Everyone is saying about throttle cables etc, what about the choke cables if they are being used, once warmed up and higher idle, could be a choke problem, so many have problems with the chokes down instead of up when running, one of the reasons I got rid of my chokes to many people dropping the chokes because of the position of the choke lever thinking its in the wrong position, only a thought.
Sounds like a cable problem somewhere and check the carb tops to make sure the cables aren't on a tight angle when the tank is in position as that can cause the carbs to idle high as well.

Ashley
 
Chokes and flange torque.

The chokes add stiction to the air valves, have to be watched and aren't really needed. I was taught that The flange fasteners got equal torque until the carbs just lost their by-hand movement. I just do it that way, but do not know if the Premiers tolerate better than the older Concentrics.

Air leaks can be bad actors; especially true if the mating surfaces were assembled without being cleaned.
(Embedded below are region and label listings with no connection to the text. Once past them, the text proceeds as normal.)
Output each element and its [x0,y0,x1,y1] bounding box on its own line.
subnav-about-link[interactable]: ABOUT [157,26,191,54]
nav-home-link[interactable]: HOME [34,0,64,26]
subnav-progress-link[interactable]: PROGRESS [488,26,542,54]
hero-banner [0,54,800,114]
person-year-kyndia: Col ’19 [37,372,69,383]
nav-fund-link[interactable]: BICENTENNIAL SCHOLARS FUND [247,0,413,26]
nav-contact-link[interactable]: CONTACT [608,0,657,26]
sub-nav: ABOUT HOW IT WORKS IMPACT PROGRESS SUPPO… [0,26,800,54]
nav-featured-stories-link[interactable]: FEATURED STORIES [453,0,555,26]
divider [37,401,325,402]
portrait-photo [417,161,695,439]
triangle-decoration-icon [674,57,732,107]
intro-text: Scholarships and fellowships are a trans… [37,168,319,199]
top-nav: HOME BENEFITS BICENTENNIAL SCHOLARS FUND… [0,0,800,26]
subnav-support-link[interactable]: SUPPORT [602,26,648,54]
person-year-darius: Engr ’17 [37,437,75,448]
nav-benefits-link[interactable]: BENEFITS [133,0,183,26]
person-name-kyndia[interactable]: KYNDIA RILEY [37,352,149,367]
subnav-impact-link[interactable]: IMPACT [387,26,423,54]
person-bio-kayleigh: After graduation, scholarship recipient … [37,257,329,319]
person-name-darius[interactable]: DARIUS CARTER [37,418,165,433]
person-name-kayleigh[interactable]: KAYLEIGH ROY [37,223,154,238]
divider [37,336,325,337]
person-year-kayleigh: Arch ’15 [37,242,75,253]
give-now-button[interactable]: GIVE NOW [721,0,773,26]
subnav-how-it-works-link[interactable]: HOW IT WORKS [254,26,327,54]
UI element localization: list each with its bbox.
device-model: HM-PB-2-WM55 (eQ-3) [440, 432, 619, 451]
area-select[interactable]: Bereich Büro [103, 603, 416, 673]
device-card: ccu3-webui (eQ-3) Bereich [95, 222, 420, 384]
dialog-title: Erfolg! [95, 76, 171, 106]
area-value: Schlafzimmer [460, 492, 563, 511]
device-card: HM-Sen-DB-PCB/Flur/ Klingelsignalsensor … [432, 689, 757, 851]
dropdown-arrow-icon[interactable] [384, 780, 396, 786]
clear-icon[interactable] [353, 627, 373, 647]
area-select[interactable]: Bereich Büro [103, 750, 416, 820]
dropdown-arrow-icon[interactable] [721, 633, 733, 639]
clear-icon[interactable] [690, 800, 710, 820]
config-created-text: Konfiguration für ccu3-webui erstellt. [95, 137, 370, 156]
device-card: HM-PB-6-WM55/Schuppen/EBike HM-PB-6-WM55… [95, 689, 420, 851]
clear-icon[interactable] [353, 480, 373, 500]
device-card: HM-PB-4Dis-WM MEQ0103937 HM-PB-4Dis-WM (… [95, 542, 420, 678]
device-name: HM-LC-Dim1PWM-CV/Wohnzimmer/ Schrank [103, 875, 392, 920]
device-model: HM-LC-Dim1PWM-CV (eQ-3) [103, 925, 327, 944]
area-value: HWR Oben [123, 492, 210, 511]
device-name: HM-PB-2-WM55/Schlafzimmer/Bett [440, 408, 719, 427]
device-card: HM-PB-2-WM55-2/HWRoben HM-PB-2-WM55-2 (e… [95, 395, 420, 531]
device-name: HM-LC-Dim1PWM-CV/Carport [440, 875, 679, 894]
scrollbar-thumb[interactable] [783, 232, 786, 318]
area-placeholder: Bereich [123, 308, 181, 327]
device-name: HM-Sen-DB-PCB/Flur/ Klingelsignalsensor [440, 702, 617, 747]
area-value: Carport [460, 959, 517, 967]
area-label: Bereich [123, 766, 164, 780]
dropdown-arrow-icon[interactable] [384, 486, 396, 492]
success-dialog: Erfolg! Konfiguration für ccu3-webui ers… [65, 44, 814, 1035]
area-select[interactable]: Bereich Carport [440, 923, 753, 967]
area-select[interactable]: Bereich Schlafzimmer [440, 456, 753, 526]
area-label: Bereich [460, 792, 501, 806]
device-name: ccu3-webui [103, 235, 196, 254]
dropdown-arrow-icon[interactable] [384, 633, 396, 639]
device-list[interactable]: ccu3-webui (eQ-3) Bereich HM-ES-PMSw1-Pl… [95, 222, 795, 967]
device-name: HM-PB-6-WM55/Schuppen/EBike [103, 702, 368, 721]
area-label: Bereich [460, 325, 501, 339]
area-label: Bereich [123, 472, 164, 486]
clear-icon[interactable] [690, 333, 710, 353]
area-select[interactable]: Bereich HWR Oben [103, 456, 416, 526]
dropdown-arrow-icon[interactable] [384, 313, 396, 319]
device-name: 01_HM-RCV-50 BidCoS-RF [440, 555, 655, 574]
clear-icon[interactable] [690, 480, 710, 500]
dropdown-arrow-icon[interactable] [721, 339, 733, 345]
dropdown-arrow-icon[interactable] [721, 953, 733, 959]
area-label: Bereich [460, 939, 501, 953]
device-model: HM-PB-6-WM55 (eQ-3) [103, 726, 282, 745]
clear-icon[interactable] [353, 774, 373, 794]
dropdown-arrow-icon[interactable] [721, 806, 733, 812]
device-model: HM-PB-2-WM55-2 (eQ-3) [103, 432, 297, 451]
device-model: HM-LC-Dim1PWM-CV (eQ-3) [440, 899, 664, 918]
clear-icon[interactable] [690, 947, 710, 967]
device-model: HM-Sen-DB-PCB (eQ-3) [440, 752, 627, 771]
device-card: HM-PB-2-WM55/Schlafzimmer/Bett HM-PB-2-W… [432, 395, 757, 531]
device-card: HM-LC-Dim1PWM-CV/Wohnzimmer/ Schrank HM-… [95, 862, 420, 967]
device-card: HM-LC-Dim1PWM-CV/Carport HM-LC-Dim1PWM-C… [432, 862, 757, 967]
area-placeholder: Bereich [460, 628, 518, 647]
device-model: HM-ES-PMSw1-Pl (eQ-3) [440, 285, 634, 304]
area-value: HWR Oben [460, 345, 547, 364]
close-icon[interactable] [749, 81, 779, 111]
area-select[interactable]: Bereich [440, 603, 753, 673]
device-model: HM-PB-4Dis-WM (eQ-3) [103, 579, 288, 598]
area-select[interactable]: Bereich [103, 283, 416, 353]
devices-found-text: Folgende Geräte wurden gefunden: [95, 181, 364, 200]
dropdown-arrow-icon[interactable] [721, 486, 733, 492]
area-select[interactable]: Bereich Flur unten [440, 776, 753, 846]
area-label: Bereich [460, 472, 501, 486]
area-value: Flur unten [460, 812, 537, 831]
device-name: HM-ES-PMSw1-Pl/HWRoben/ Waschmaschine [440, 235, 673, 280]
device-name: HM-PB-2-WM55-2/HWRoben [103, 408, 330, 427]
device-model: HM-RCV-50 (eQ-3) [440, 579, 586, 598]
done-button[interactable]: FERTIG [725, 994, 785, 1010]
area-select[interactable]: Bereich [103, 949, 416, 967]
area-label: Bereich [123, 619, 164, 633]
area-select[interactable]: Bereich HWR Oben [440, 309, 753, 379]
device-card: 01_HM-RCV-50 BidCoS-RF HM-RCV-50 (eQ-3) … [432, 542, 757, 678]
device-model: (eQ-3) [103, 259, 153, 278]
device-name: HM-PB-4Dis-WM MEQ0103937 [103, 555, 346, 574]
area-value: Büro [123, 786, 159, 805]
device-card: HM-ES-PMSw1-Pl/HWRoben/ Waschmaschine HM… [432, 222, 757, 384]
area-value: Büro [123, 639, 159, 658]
I make a habit of flat plating all surfaces and checking the surfaces for flat.

Best.
 
It got new cables. I don't think that is the problem. The throttle snaps back with a clunk. I would think if it was cables it would be more random.
This follows a distinct pattern every single ride. A little warmed up idles okay, more warmed up idles fast, good and warmed up back to normal.
This is confusing, the symptoms you have are classic of a bike being tuned when it's not fully warmed up IE 10 miles before turning
But if yours is running well when "good and warmed up" it's very odd
Please keep us posted
 
It's unlikely that this will be figured out by guessing or mentally eliminating things. IMHO, it's past time to actually eliminate things. Assuming that the bike runs well at all speeds except for the idle issue, two of them are relatively easy:

Timing: Check the timing in the three situations by strobing. If consistent, electrical issues are mostly eliminated. If not, then this must be fixed before worrying about carbs. BTW, note the advance at both idle and 3000 rpm (or whatever Pazon specifies).

Slides:
1) Verify that when cold, the slides physically are synced at WOT by looking into the carbs. Then verify that they begin lifting at exactly the same time from closed throttle. In other words, be sure that the carbs are 100% physically synced - this CANNOT be done with vacuum gauges. A Norton with no other problems and good carbs will run very well done this way. If it doesn't you have a carb related problem.
2) Run without the air cleaner in a clean area. Check the height of the slides at idle in all three situations - be sure to check both carbs. If they are consistent, you can eliminate the cables, and warping holding the slides up.

If those pass, then more esoteric problems can be chased such as intake or exhaust air leaks.